The concept of “digital twins” already exists in industry and in the energy sector. It is a question of creating the digital double of a production facility, and modeling its operation to anticipate wear, plan maintenance… “This lowers the cost of electricity generated by extending the life of the facilities,” explains Dominique Humeau.
Optimizing the implementation and integration of renewables
AI is also used to improve the implementation of production projects.. “Intensive AI calculations have traditionally been used in the exploration and development of new hydrocarbon production sites. Today, small projects are being developed to optimize the implementation of solar and wind projects according to the wind deposits, the sun… saysFlavien Vottero, Xerfi’s director of studies. But in France, demand is still reduced.
The simulations also optimize the location of wind turbines within a park, to limit wake effects. “We are working to accelerate complex simulations, which mobilize phenomenal computational means, by simplifying them. But the goal is to keep a high accuracy, adapting the no calculation to the need. This allows us to develop tools that are less energy-intensive,” explains Dominique Humeau.

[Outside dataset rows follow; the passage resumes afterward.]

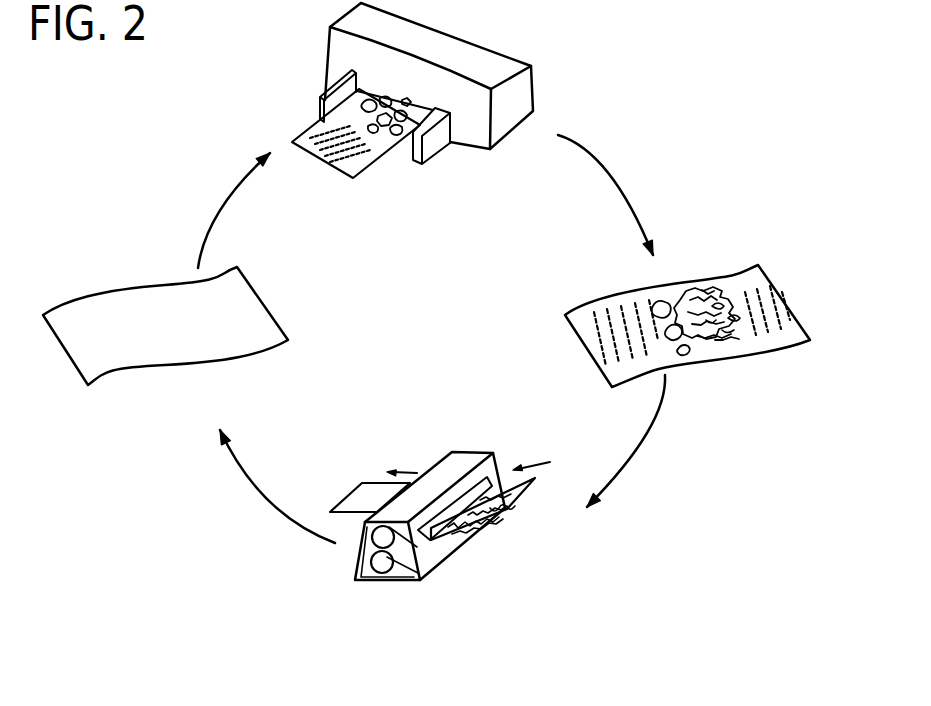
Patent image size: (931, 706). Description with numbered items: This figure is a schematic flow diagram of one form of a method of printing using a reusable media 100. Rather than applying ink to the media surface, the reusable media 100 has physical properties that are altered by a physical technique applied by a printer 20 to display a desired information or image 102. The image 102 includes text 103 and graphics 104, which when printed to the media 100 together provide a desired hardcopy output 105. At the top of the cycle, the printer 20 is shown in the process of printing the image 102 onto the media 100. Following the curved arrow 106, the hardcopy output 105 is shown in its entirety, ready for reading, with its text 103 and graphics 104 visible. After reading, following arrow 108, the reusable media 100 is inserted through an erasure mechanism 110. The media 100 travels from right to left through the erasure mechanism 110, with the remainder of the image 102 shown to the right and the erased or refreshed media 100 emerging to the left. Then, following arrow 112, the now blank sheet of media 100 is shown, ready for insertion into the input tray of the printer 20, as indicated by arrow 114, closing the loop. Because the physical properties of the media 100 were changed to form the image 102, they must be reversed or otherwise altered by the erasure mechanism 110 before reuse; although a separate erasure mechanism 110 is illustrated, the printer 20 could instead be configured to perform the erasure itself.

The printer 20 is at (433, 48).
The reusable media 100 is at (85, 312).
The image 102 is at (340, 122).
The text 103 is at (612, 320).
The graphics 104 is at (702, 330).
The hardcopy output 105 is at (733, 287).
The curved arrow 106 is at (608, 173).
The arrow 108 is at (647, 435).
The erasure mechanism 110 is at (432, 563).
The arrow 112 is at (268, 500).
The arrow 114 is at (220, 210).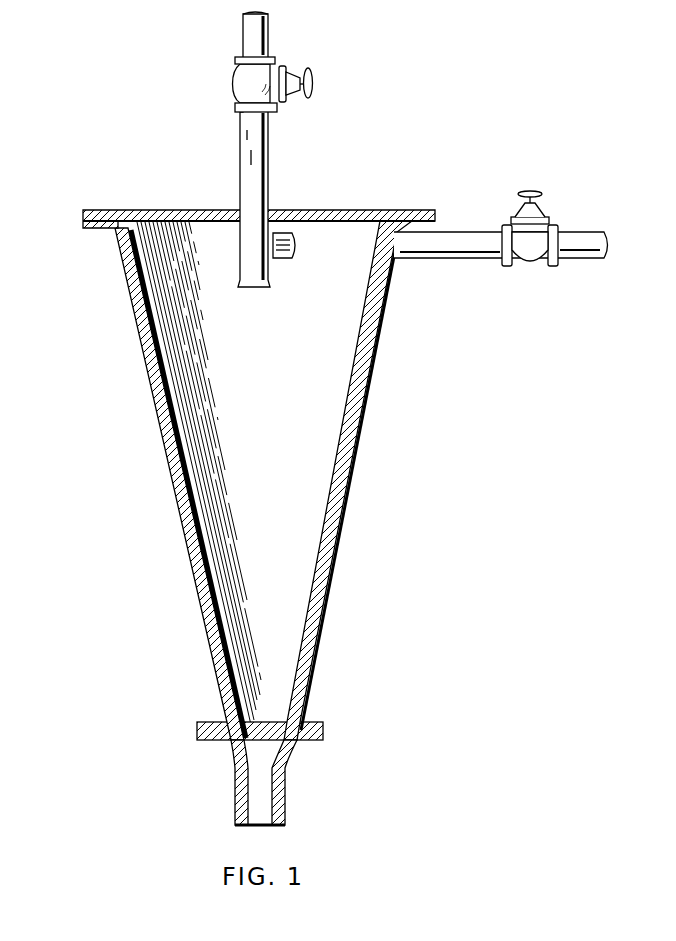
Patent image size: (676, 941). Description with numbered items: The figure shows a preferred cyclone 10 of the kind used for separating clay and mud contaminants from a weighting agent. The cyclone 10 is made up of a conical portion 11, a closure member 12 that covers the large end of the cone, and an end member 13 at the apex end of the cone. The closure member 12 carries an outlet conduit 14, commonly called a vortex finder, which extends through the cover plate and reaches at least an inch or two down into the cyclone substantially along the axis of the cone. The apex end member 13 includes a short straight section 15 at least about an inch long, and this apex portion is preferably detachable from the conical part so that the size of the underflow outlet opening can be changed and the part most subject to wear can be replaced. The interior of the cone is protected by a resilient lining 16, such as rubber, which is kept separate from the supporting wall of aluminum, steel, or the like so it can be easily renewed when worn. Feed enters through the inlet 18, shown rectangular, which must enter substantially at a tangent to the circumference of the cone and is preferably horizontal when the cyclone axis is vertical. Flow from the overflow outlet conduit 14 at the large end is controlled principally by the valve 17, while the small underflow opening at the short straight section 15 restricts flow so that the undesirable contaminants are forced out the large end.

The cyclone 10 is at (321, 418).
The conical portion 11 is at (158, 425).
The closure member 12 is at (133, 210).
The end member 13 is at (232, 762).
The outlet conduit 14 is at (242, 138).
The short straight section 15 is at (234, 800).
The resilient lining 16 is at (338, 428).
The valve 17 is at (238, 78).
The inlet 18 is at (297, 242).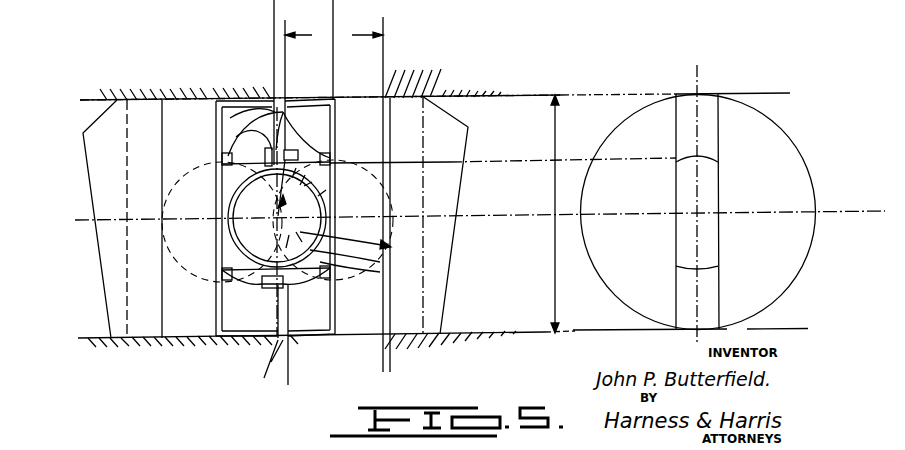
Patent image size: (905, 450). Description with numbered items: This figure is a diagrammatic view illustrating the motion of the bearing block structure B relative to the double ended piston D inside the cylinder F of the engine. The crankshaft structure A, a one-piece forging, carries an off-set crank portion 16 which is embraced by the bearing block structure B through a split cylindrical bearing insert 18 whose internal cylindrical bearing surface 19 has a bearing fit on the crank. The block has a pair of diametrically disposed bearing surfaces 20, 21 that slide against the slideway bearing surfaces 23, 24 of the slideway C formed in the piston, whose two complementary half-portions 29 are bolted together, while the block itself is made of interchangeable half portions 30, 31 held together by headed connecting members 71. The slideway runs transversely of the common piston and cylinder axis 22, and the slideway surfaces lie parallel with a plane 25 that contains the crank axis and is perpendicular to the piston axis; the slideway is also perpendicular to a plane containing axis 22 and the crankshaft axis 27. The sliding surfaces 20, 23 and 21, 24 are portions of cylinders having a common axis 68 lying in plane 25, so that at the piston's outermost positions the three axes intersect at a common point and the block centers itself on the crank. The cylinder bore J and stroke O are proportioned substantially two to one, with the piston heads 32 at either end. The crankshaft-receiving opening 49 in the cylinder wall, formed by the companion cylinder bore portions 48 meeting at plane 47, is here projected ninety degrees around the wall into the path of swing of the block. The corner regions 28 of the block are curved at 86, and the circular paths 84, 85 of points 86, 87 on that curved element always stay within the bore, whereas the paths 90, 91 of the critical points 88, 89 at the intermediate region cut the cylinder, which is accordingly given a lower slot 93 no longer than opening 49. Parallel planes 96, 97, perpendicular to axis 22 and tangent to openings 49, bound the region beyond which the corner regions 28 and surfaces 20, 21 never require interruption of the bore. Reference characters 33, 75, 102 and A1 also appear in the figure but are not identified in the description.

The AI is also involved in the management of networks and smart grids: remote monitoring, analysis of needs andforecasts, integration of renewable energies… Research and development projects are long and often require several years of experimentation.
Share knowledge and research
Intensive AI calculations have traditionally been used in the exploration and development of new hydrocarbon production sites.
Flavien Vottero, Director of Studies at Xerfi
In some areas, AI could be used to accelerate research and development by analyzing large volumes of data and work. Ifpen and Inria are working on molecular simulation and machine learning in the field of biomass, in order to discover new catalysts. “Many researchers work on the same tools but without sharing. The idea is to improve existing data capitalization technologies. It would save time for research.”
While search engines have now become very effective on natural languages, the results are not there as soon as we switch to the scientific field. “The goal is to create a tool that allows us to see all the advances in a specific field in the scientific literature. The opening of knowledge is in tune with the times. Most french and European-funded research projects include publication of the results,” says Dominique Humeau.
Adapting offers and offering new services
Downstream, AI also takes a place: “AI tools are widely used in the field of trading; they allow historical modelling and price projections based on changes in consumption, production jumps…, explains Flavien Vottero. These tools are quite advanced but they found their limit during the Covid-19 crisis,” adds the director of studies.. When the unpredictable happens, even the AI loses its Latin…
The last link in the chain, energy suppliers are also interested in these technologies to improve their customer relationships and marketing strategy. A better knowledge of customers allows them to offer suitableoffers. “Total Direct Energy, for example, does targeted advertising. These tools are cross-cutting to all economic sectors; they optimize costs,” notes Flavien Vottero.
In the longer term, AI will enable them to offer intelligent energy efficiency services: identifying energy-saving levers, controlling consumption, optimizing production, etc. “This is the most complex area to deploy. There are no plans for a massive deployment until 2025,” says Xerfi’s expert. This area could also be the juiciest: many players position themselves on connected objects, starting with the Gafam.